With the support of collaborators (Monzino hospital, Milan, Italy), we obtained the biopsy material of a patient affected by lamin cardiomyopathy and created stem cells which can be directed to develop into heart-specific cells. We also used a control line from a healthy donor. To generate the cardiac microtissues we first created individual cellular types that are most frequent in the heart, namely cardiomyocytes, fibroblasts and endothelial cells. First, we found that there was a strong reduction in Lamin AC in the nucleus of the patient cells, compared to the healthy control cells. We also noticed that the nuclei of different heart cell types were less round than in control conditions, suggesting that structural integrity is compromised in diseased conditions. In addition, the DNA, that is normally tightly packed around the nuclear borders helped by its anchoring to the Lamin AC protein, was instead in less compact state in the diseased cardiac cells. This effect is particularly evident in cardiomyocytes, which are the contracting cells in the heart and therefore subjected to mechanical stress. We also examined calcium cycling within the cell and nucleus, as calcium plays a central role in contraction. Our analysis revealed changes in calcium dynamics that suggest contractility is impaired in the mutated cells. To recreate the native environment of the heart, that is a three-dimensional (3D) organ composed of many different cell types, we built microtissues with the three cardiac cell types and saw that the traits previously observed in cardiomyocytes alone hold true also in cardiomyocytes within the 3D environment and are even augmented. The work done so far has laid the foundations to perform additional assessments related to the lamin mutations phenotype. To explore further the link between the changes in the DNA regions that are linked to the Lamin AC protein we will analyze the cardiac microtissues at the single cell level. Altogether, this work has created the lay ground to generate a disease platform that can be used not only for better understanding cardiac laminopathies, but also to identify novel therapeutic approaches.
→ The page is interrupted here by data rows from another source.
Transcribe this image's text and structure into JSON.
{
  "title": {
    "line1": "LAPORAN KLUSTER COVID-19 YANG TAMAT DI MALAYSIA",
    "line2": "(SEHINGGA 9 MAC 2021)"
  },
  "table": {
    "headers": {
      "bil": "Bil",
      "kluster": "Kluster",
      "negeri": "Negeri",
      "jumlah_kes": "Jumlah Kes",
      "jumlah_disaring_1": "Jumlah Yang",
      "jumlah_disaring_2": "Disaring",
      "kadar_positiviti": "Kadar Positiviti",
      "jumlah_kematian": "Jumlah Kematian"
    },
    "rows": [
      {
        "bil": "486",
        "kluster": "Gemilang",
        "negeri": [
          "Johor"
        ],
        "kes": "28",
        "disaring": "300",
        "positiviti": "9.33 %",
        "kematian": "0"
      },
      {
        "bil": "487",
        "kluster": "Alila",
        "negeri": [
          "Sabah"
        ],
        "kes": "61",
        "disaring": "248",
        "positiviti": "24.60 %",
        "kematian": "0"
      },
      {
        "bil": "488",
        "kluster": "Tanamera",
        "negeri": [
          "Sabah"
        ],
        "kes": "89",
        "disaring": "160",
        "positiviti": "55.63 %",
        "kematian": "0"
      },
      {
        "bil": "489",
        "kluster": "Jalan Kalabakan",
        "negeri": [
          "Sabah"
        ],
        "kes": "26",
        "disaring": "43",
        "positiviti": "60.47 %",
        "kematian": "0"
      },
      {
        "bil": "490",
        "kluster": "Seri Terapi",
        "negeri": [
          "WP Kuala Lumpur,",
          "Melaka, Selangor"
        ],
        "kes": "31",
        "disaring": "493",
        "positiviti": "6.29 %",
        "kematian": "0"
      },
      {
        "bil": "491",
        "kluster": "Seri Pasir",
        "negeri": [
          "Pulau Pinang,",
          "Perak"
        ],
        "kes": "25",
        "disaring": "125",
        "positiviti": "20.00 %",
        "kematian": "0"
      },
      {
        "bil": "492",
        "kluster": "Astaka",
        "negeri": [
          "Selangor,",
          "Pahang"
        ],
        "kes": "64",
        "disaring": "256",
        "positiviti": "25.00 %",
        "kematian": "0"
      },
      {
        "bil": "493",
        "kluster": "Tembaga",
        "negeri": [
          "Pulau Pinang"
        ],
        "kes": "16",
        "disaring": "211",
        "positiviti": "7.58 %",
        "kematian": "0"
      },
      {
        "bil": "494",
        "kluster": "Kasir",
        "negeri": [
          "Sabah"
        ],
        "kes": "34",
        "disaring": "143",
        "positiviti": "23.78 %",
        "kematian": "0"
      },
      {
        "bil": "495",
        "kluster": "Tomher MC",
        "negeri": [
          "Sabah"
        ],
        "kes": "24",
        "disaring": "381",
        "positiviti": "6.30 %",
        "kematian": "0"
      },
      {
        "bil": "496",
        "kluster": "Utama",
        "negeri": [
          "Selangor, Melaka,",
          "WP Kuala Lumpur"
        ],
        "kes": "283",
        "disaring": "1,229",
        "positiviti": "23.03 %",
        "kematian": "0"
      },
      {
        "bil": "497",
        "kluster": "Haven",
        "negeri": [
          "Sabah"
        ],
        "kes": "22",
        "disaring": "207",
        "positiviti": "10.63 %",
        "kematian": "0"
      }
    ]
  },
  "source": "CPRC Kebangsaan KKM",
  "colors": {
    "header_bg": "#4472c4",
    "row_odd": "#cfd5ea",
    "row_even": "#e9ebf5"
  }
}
We have generated the cellular building blocks for the assembly of an advanced microtissue model of the heart to study cardiac laminopathy. This multicellular model is able to recapitulate the disease traits seen in patients carrying mutations in the LMNA gene. Moreover, this model can be applied beyond the current state of the art in multiscale settings for identifying disease phenotypes and for drug testing, in collaboration with biotech and pharmaceutical companies.